Data Management (Data storage and transfer, filesystems, open data, data management plan)

Europe/Brussels
Shanon (Building Maxwell, first floor) (Louvain-La-Neuve)

Shanon (Building Maxwell, first floor)

Louvain-La-Neuve

Place du Levant 3 1348 Louvain-la-Neuve Belgium
Description
All HPC program will produce or consume data at a point or another.
Where to write/store those data during and after your program is finished is important both in term of efficiency and in term of data preservation (which is important due to the growing relevance of Open Science)

Contents:

  • Introduction to data storage and access
  • Efficient data storage on CECI clusters
  • Open Science and Open Research Data / Data Management Plan

Prerequisite: None

Type: presentation, discussions and hands on


Must: This session is a must have for researchers concerned by the dissemination of research results and by their impact.

Registration
Registration
16 / 50
    • 09:30 10:45
      Introduction to data storage and access 1h 15m

      Storing data in an efficient way is very important for many scientific applications. Yet, most of the time, a myriad of small files is used, imposing a large burdun on the file system, spending a lot of time in file access, making transfers very inefficients, etc. Other solutions exist and are presented in this session.

      Contents:

      • Storing in files vs in database
      • Using an in-memory database
      • Using HDF5 CLI tools and libraries

      Prerequisite:

      • Being able to use SSH with private keys 
      • Being familiar with a text editor 
      • Mastering the Linux command line and the GNU utilities (mkdir, cp, scp, etc.)
      • Passive knowledge of either C, Fortran, Octave, Python or R
      • Working knowledge of C or Fortran
      • Familiarity with OpenMP and MPI

      Type: Hands-on
      Target audience: Everyone
      Must: This session is a must-have for anyone who thinks generating a million small files is an optimal way of storing data.

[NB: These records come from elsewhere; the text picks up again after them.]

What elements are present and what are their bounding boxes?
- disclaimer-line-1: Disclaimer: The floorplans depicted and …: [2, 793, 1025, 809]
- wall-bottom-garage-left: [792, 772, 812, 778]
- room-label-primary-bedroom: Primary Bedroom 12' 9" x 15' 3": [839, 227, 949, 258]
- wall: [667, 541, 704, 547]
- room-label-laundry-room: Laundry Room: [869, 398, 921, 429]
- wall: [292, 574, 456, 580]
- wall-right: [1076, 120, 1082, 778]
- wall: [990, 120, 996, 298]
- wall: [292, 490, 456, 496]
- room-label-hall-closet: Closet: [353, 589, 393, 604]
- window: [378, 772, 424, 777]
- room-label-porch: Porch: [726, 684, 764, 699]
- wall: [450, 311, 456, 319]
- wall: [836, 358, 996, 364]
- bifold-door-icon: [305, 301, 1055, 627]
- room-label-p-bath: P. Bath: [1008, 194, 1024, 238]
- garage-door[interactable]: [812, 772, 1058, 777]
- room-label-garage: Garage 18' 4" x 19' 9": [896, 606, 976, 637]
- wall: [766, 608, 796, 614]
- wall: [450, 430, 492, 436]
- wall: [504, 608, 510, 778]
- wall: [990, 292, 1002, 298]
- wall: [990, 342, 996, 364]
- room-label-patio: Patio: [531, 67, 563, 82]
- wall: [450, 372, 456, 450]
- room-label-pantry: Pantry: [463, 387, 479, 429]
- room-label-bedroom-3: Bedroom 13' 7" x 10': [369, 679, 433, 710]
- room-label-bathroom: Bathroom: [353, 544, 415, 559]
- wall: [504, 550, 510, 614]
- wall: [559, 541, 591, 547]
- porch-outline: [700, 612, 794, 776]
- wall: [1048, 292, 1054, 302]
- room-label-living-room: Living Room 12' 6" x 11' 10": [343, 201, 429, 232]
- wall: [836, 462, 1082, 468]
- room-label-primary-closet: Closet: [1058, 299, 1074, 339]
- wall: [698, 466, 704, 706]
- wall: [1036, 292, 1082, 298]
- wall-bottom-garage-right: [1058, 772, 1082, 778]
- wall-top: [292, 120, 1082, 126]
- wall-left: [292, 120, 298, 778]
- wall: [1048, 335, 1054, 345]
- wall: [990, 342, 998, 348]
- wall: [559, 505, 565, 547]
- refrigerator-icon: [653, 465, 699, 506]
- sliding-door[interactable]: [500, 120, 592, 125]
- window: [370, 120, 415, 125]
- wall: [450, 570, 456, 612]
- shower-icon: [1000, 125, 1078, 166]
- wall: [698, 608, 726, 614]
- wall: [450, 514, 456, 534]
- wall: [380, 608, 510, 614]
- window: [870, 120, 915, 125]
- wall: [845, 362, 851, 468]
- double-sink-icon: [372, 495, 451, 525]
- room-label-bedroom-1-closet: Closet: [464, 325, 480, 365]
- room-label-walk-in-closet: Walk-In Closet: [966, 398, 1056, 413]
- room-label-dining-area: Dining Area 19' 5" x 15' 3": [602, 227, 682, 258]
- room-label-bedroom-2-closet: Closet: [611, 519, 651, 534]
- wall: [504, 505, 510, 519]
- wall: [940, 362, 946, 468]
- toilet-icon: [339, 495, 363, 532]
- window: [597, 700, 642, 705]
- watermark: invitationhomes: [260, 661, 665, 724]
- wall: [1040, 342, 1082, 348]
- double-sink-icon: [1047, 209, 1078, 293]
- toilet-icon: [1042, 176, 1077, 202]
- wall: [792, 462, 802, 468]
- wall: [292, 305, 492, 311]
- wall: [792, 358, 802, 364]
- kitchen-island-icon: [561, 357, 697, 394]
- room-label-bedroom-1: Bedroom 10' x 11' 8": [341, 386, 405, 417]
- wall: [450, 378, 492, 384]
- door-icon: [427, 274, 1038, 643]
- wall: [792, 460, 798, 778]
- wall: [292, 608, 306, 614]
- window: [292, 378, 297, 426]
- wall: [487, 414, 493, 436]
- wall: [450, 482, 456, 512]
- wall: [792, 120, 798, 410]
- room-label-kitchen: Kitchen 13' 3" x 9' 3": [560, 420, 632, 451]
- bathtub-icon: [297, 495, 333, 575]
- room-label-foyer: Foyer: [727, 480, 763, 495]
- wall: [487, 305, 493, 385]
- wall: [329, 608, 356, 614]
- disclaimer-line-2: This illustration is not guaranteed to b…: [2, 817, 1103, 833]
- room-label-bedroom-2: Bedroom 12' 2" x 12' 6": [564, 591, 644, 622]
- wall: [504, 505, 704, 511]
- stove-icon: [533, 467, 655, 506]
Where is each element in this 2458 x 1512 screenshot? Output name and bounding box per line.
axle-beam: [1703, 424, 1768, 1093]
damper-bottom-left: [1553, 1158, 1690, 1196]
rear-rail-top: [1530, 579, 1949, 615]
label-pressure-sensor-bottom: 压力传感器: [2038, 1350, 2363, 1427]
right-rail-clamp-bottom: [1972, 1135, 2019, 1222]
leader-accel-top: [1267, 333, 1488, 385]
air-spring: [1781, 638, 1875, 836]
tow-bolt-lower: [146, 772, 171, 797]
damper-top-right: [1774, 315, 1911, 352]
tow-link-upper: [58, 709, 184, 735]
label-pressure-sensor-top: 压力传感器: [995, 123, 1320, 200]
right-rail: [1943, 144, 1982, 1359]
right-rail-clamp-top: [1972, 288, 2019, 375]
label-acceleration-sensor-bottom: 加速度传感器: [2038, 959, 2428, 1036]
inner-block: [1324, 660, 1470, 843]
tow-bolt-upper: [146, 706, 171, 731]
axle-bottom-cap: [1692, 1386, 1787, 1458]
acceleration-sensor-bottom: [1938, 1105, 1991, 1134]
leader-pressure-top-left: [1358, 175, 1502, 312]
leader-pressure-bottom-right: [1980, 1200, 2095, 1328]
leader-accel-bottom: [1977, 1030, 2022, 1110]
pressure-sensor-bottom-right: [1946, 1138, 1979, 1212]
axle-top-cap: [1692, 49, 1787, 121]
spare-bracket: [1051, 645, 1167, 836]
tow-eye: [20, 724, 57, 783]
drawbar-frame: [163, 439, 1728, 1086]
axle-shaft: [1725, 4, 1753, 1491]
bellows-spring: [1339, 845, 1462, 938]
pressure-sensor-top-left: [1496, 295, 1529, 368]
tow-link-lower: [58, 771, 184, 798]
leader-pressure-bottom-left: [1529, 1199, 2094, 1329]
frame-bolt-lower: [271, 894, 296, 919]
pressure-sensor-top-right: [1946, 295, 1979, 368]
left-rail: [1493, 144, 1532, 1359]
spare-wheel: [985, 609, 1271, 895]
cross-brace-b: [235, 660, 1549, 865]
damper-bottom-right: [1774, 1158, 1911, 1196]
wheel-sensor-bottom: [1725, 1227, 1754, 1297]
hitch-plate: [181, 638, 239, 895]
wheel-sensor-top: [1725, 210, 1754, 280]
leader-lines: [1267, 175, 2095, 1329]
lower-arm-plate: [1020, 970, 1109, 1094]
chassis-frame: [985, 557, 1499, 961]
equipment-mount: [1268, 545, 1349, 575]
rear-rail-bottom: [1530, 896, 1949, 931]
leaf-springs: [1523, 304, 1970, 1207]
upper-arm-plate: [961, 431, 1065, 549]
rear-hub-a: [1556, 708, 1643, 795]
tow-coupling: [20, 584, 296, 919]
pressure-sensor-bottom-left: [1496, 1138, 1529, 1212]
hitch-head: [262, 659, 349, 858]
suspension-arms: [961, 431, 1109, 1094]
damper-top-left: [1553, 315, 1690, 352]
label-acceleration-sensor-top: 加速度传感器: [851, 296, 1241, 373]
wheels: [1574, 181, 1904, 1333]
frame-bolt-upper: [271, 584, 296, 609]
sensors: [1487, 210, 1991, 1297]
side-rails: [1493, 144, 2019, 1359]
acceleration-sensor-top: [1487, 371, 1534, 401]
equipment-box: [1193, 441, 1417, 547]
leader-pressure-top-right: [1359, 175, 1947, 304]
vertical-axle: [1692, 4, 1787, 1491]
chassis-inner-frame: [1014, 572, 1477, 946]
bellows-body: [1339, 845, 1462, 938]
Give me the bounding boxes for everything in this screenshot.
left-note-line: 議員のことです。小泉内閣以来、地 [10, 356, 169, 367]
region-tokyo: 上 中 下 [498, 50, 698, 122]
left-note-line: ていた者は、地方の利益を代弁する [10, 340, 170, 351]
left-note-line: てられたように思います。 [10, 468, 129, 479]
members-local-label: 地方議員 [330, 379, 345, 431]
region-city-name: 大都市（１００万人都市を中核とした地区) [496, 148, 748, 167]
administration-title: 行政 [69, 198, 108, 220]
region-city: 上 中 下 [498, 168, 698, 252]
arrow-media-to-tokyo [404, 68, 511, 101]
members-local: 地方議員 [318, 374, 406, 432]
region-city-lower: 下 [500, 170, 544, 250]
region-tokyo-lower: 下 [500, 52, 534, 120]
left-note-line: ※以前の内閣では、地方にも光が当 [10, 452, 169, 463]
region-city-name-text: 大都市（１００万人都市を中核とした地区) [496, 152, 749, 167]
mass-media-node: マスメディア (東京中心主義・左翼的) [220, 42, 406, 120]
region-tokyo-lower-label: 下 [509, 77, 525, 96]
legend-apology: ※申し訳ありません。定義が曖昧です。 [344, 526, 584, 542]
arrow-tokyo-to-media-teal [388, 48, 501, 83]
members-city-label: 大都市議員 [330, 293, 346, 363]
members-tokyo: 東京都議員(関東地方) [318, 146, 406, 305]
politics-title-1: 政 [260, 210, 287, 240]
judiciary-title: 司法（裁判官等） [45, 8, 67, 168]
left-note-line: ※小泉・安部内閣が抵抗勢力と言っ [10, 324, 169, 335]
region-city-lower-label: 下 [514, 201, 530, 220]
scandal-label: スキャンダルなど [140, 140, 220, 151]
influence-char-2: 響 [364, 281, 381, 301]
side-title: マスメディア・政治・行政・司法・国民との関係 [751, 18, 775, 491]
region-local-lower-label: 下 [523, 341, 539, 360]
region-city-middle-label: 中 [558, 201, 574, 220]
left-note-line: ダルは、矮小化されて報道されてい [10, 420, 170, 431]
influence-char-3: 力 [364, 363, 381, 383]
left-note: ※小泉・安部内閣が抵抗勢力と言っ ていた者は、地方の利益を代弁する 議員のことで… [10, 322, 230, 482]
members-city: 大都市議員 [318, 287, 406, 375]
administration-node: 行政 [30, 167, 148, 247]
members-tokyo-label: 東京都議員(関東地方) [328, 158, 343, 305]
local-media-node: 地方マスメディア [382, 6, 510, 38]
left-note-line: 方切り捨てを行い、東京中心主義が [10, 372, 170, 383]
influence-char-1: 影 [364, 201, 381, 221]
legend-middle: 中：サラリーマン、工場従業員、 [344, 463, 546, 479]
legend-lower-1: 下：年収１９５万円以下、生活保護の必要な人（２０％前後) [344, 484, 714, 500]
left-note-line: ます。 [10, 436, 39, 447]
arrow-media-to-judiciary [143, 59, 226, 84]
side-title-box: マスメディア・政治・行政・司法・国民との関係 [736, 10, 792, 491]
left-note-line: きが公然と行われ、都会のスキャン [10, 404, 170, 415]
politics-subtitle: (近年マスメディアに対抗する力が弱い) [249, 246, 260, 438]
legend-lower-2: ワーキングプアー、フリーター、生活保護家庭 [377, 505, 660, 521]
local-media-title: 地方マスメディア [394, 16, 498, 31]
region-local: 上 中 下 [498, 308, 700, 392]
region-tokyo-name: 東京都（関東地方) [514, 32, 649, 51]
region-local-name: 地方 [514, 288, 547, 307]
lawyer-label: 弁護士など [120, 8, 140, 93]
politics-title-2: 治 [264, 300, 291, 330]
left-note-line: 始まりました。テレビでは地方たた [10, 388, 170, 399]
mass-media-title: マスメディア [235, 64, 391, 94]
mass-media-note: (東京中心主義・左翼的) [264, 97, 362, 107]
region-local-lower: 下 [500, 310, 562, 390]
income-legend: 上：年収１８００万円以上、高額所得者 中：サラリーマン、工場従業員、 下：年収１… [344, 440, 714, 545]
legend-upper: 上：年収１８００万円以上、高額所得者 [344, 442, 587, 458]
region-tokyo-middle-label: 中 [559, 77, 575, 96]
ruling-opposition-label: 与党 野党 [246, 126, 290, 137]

      Speaker: Damien François (UCLouvain/CISM)
    • 11:00 12:45
      Efficient data storage on CECI clusters 1h 45m

      The CECI clusters are equipped with different storage solutions that you can use for managing your data.
      Each of them have different properties such as capacity, I/O performance, accessibility and data longevity as they are meant for different usages.
      In this presentation we will go through the different options we have on the clusters and explain how to organize your workflows to make an efficient and practical use of them.

      Contents:

      • Storage solutions on the CECI clusters
         
      • CECI environment variables for data location
      • Data operations inside Slurm batch scripts

      Prerequisite:

      • Being able to login to cluster 
      • Being familiar with a text editor 
      • Being able to submit jobs with Slurm
      • Mastering the Linux command line and the GNU utilities (mkdir, cp, scp, etc.)

      Type: Hands-on
      Target audience: Everyone
      Must: This session is a must-have for anyone who doesn't know where $HOME, $WORKDIR, $GLOBALSCRATCH, $LOCALSCRATCH or $CECIHOME points to.

      Speaker: Ariel Lozano (ULB)
    • 14:00 16:00
      Open Science and Open Research Data / Data Management Plan 2h

      The growing relevance of Open Science poses challenges to research practices. Open Research Data, which aims to provide free access to research data in order to ensure the reproducibility of scientific results, is one important aspect of Open Science. Research Data Management (RDM), on its side, addresses the entire life cycle of data, covering planning, collection, management, storage, publication, referencing, preservation and sharing of research data, as well as access and reuse rights.

      This seminar addresses concerns of openness, covers the integration of open Data/FAIR Data into research data management principles as well as practical aspects such as the publication of data in repositories.

      Speaker: Jonathan Dedonder (IACCHOS)